1. language corpus word information english linguistic based dictionary data system (200)

1. language corpus word analysis texts words text english linguistic data (2000)

2. humanities project research university digital students web electronic computing information (200)

2. humanities digital research project students university web information computing resources (2000)

3. text gt It document sgml xml data encoding markup documents (200)

3. de la des les le authorship style de une authors (2000)

4. texts texts analysis literary work words study studies theory reading (200)

4. text electronic texts literary textual hypertext edition writing computer (2000)

5. de la des les le du du une en dans pour (200)

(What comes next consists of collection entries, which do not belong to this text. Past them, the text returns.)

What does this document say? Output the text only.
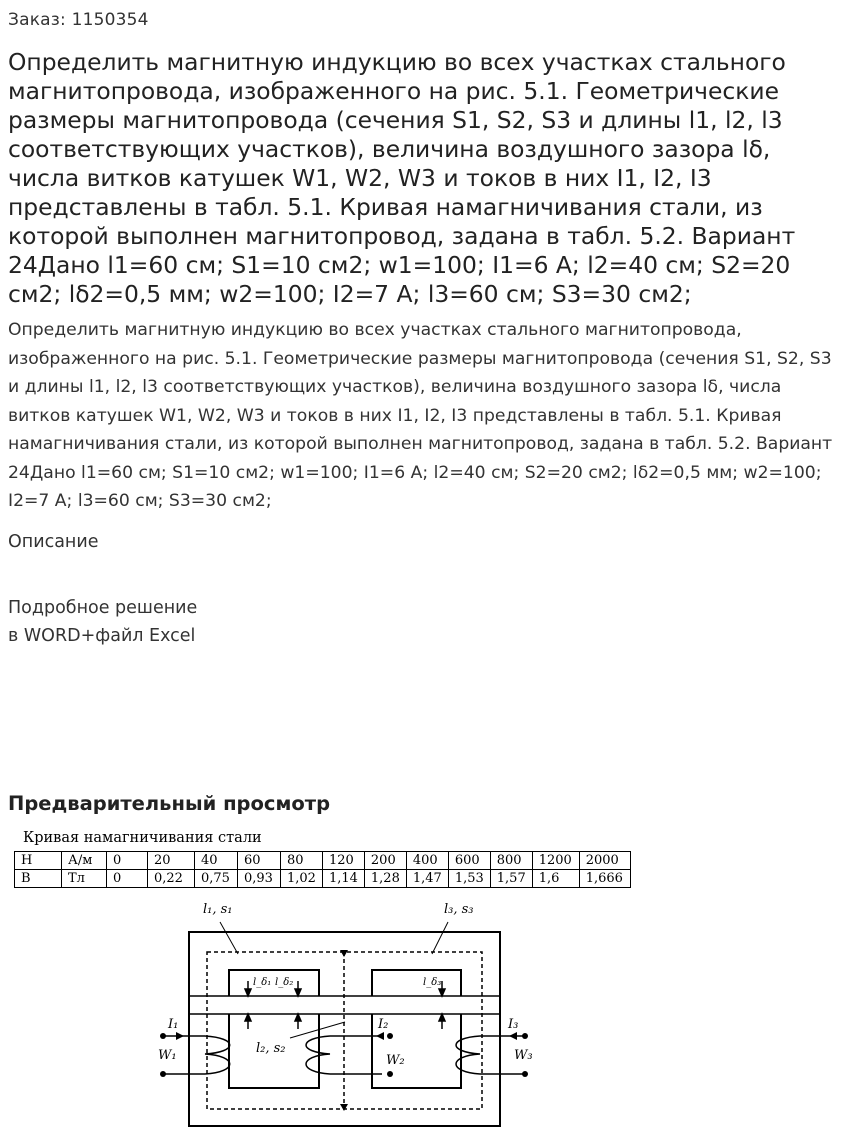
Заказ: 1150354
Определить магнитную индукцию во всех участках стального магнитопровода, изображенного на рис. 5.1. Геометрические размеры магнитопровода (сечения S1, S2, S3 и длины l1, l2, l3 соответствующих участков), величина воздушного зазора lδ, числа витков катушек W1, W2, W3 и токов в них I1, I2, I3 представлены в табл. 5.1. Кривая намагничивания стали, из которой выполнен магнитопровод, задана в табл. 5.2. Вариант 24Дано l1=60 см; S1=10 см2; w1=100; I1=6 А; l2=40 см; S2=20 см2; lδ2=0,5 мм; w2=100; I2=7 А; l3=60 см; S3=30 см2;
Определить магнитную индукцию во всех участках стального магнитопровода, изображенного на рис. 5.1. Геометрические размеры магнитопровода (сечения S1, S2, S3 и длины l1, l2, l3 соответствующих участков), величина воздушного зазора lδ, числа витков катушек W1, W2, W3 и токов в них I1, I2, I3 представлены в табл. 5.1. Кривая намагничивания стали, из которой выполнен магнитопровод, задана в табл. 5.2. Вариант 24Дано l1=60 см; S1=10 см2; w1=100; I1=6 А; l2=40 см; S2=20 см2; lδ2=0,5 мм; w2=100; I2=7 А; l3=60 см; S3=30 см2;
Описание
Подробное решение
в WORD+файл Excel
Предварительный просмотр
Кривая намагничивания стали
H	А/м	0	20	40	60	80	120	200	400	600	800	1200	2000
B	Тл	0	0,22	0,75	0,93	1,02	1,14	1,28	1,47	1,53	1,57	1,6	1,666
l₁, s₁	l₃, s₃
l₂, s₂
l_δ₁ l_δ₂	l_δ₃
I₁	I₂	I₃
W₁	W₂	W₃
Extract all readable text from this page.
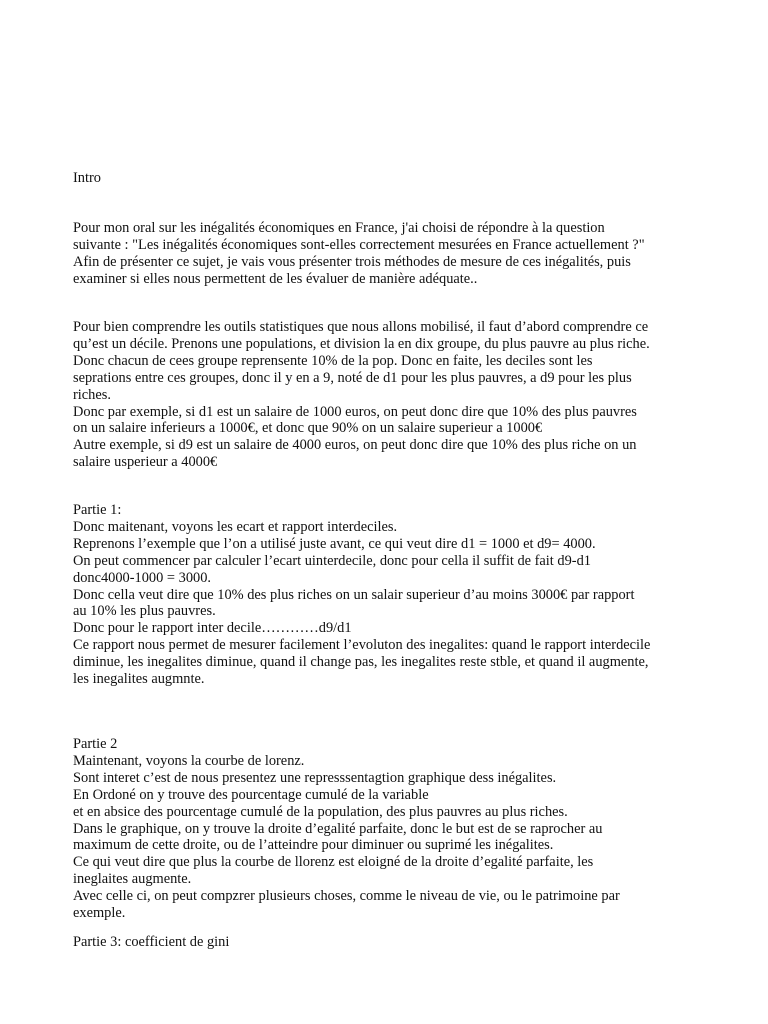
Intro

Pour mon oral sur les inégalités économiques en France, j'ai choisi de répondre à la question
suivante : "Les inégalités économiques sont-elles correctement mesurées en France actuellement ?"
Afin de présenter ce sujet, je vais vous présenter trois méthodes de mesure de ces inégalités, puis
examiner si elles nous permettent de les évaluer de manière adéquate..

Pour bien comprendre les outils statistiques que nous allons mobilisé, il faut d’abord comprendre ce
qu’est un décile. Prenons une populations, et division la en dix groupe, du plus pauvre au plus riche.
Donc chacun de cees groupe reprensente 10% de la pop. Donc en faite, les deciles sont les
seprations entre ces groupes, donc il y en a 9, noté de d1 pour les plus pauvres, a d9 pour les plus
riches.
Donc par exemple, si d1 est un salaire de 1000 euros, on peut donc dire que 10% des plus pauvres
on un salaire inferieurs a 1000€, et donc que 90% on un salaire superieur a 1000€
Autre exemple, si d9 est un salaire de 4000 euros, on peut donc dire que 10% des plus riche on un
salaire usperieur a 4000€

Partie 1:
Donc maitenant, voyons les ecart et rapport interdeciles.
Reprenons l’exemple que l’on a utilisé juste avant, ce qui veut dire d1 = 1000 et d9= 4000.
On peut commencer par calculer l’ecart uinterdecile, donc pour cella il suffit de fait d9-d1
donc4000-1000 = 3000.
Donc cella veut dire que 10% des plus riches on un salair superieur d’au moins 3000€ par rapport
au 10% les plus pauvres.
Donc pour le rapport inter decile…………d9/d1
Ce rapport nous permet de mesurer facilement l’evoluton des inegalites: quand le rapport interdecile
diminue, les inegalites diminue, quand il change pas, les inegalites reste stble, et quand il augmente,
les inegalites augmnte.

Partie 2
Maintenant, voyons la courbe de lorenz.
Sont interet c’est de nous presentez une represssentagtion graphique dess inégalites.
En Ordoné on y trouve des pourcentage cumulé de la variable
et en absice des pourcentage cumulé de la population, des plus pauvres au plus riches.
Dans le graphique, on y trouve la droite d’egalité parfaite, donc le but est de se raprocher au
maximum de cette droite, ou de l’atteindre pour diminuer ou suprimé les inégalites.
Ce qui veut dire que plus la courbe de llorenz est eloigné de la droite d’egalité parfaite, les
ineglaites augmente.
Avec celle ci, on peut compzrer plusieurs choses, comme le niveau de vie, ou le patrimoine par
exemple.

Partie 3: coefficient de gini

5. gt It text document sgml data xml encoding markup documents (2000)

Conclusion

Although my experience with using this topic modeling tool was often frustrating, and left me with more questions than answers (perhaps that is the point),  I am definitely interested to keep working with it to examine  large bodies of texts related to the arts, such as dance reviews from the New York Times, scholarly articles from PAJ: A Journal of Performance and Art or Movement Research Performance Journal.  The ability to distantly read large swaths of historical or contemporary conversations in dance and theater in order to discover something new about the conversations or to discover patterns in regards to themes, ideas, events, people etc., is exciting to me. I am also interested to learn how to use a modeling tool for graphic objects such as labanotation scores in order to analyze changes in modern dance choreography throughout the years. Lastly, I am curious to know if there is a tool that exists to topic model (movement model?) choreography on film or video.